We found that while more states than ever are taking at least one of our 5 Bicycle Friendly Actions there are many ways in which states, with the support of the federal government can do more:
- Vision Zero remains an ideal for most states, rather than a policy that reliably informs decision-making and goals - states are not setting safety targets based on stated commitments to Vision Zero or Towards Zero Death goals. This includes often not spending funding from the Highway Safety Improvement Program on the safety of people who bike and walk even where data show that the state has a high rate of bicyclist and pedestrian fatalities.
- Public Health is often a tangential consideration for states, despite the more than 30,000 deaths each year from traffic violence and widespread chronic diseases related to physical inactivity and emissions.
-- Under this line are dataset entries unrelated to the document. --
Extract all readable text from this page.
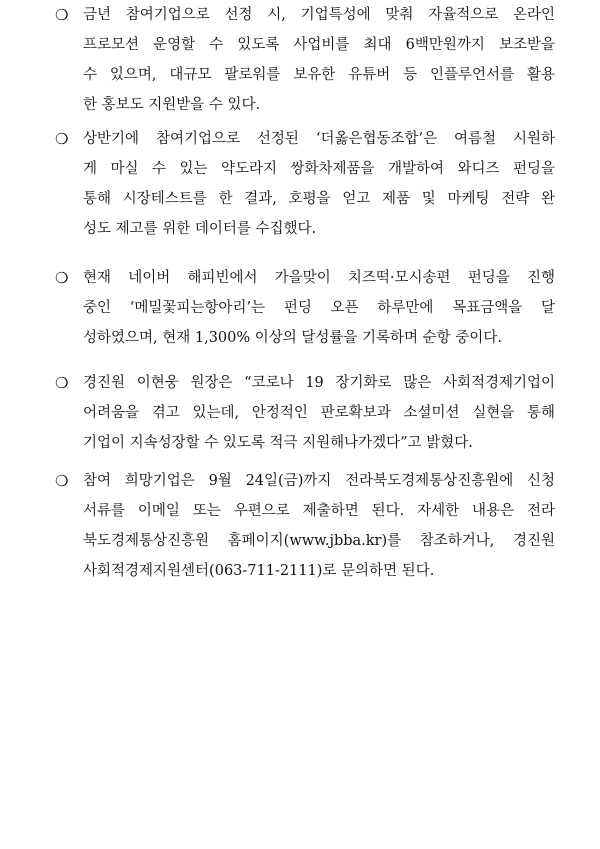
❍ 금년 참여기업으로 선정 시, 기업특성에 맞춰 자율적으로 온라인
프로모션 운영할 수 있도록 사업비를 최대 6백만원까지 보조받을
수 있으며, 대규모 팔로워를 보유한 유튜버 등 인플루언서를 활용
한 홍보도 지원받을 수 있다.
❍ 상반기에 참여기업으로 선정된 ‘더옳은협동조합’은 여름철 시원하
게 마실 수 있는 약도라지 쌍화차제품을 개발하여 와디즈 펀딩을
통해 시장테스트를 한 결과, 호평을 얻고 제품 및 마케팅 전략 완
성도 제고를 위한 데이터를 수집했다.
❍ 현재 네이버 해피빈에서 가을맞이 치즈떡·모시송편 펀딩을 진행
중인 ‘메밀꽃피는항아리’는 펀딩 오픈 하루만에 목표금액을 달
성하였으며, 현재 1,300% 이상의 달성률을 기록하며 순항 중이다.
❍ 경진원 이현웅 원장은 “코로나 19 장기화로 많은 사회적경제기업이
어려움을 겪고 있는데, 안정적인 판로확보과 소셜미션 실현을 통해
기업이 지속성장할 수 있도록 적극 지원해나가겠다”고 밝혔다.
❍ 참여 희망기업은 9월 24일(금)까지 전라북도경제통상진흥원에 신청
서류를 이메일 또는 우편으로 제출하면 된다. 자세한 내용은 전라
북도경제통상진흥원 홈페이지(www.jbba.kr)를 참조하거나, 경진원
사회적경제지원센터(063-711-2111)로 문의하면 된다.
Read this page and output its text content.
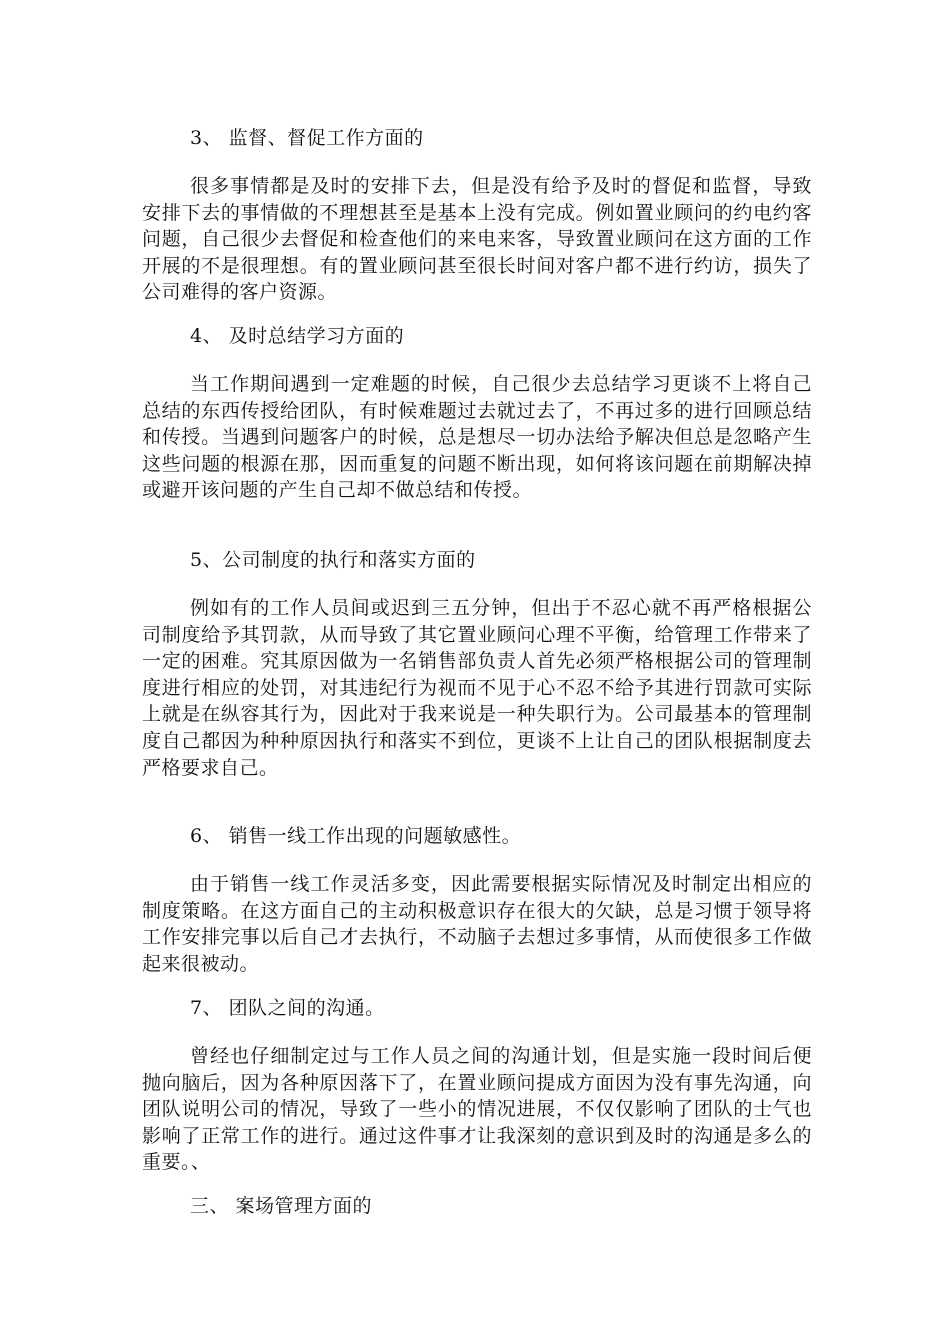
3、 监督、督促工作方面的
很多事情都是及时的安排下去，但是没有给予及时的督促和监督，导致安排下去的事情做的不理想甚至是基本上没有完成。例如置业顾问的约电约客问题，自己很少去督促和检查他们的来电来客，导致置业顾问在这方面的工作开展的不是很理想。有的置业顾问甚至很长时间对客户都不进行约访，损失了公司难得的客户资源。
4、 及时总结学习方面的
当工作期间遇到一定难题的时候，自己很少去总结学习更谈不上将自己总结的东西传授给团队，有时候难题过去就过去了，不再过多的进行回顾总结和传授。当遇到问题客户的时候，总是想尽一切办法给予解决但总是忽略产生这些问题的根源在那，因而重复的问题不断出现，如何将该问题在前期解决掉或避开该问题的产生自己却不做总结和传授。
5、公司制度的执行和落实方面的
例如有的工作人员间或迟到三五分钟，但出于不忍心就不再严格根据公司制度给予其罚款，从而导致了其它置业顾问心理不平衡，给管理工作带来了一定的困难。究其原因做为一名销售部负责人首先必须严格根据公司的管理制度进行相应的处罚，对其违纪行为视而不见于心不忍不给予其进行罚款可实际上就是在纵容其行为，因此对于我来说是一种失职行为。公司最基本的管理制度自己都因为种种原因执行和落实不到位，更谈不上让自己的团队根据制度去严格要求自己。
6、 销售一线工作出现的问题敏感性。
由于销售一线工作灵活多变，因此需要根据实际情况及时制定出相应的制度策略。在这方面自己的主动积极意识存在很大的欠缺，总是习惯于领导将工作安排完事以后自己才去执行，不动脑子去想过多事情，从而使很多工作做起来很被动。
7、 团队之间的沟通。
曾经也仔细制定过与工作人员之间的沟通计划，但是实施一段时间后便抛向脑后，因为各种原因落下了，在置业顾问提成方面因为没有事先沟通，向团队说明公司的情况，导致了一些小的情况进展，不仅仅影响了团队的士气也影响了正常工作的进行。通过这件事才让我深刻的意识到及时的沟通是多么的重要。、
三、 案场管理方面的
- While the Federal Highway Administration (FHWA) has funded pilot programs for bicycle counting and bicycle infrastructure inventories, only about half of the 50 states have any programming to improve this type of data.
- While the FHWA's Bikeway Selection Guide recommends Protected Bike Lanes for roadways with more than 6,000 vehicles a day and speeds of more than 30 miles per hour, less than half of the 50 states report having a protected bike lane on a state-owned road.
There are many states making progress to improve the safety of people who bike. Our report cards and ranking highlight many of the successes that can be found in every state and suggest improvements for each state. The League of American Bicyclists believes that EVERY state should take all 5 of our Bicycle Friendly Actions to improve the safety of people who bike. But, even more than that, to build a Bicycle Friendly America for Everyone we will need leadership from the states, in concert with the federal government and local governments, to prioritize people over cars and safety over speed.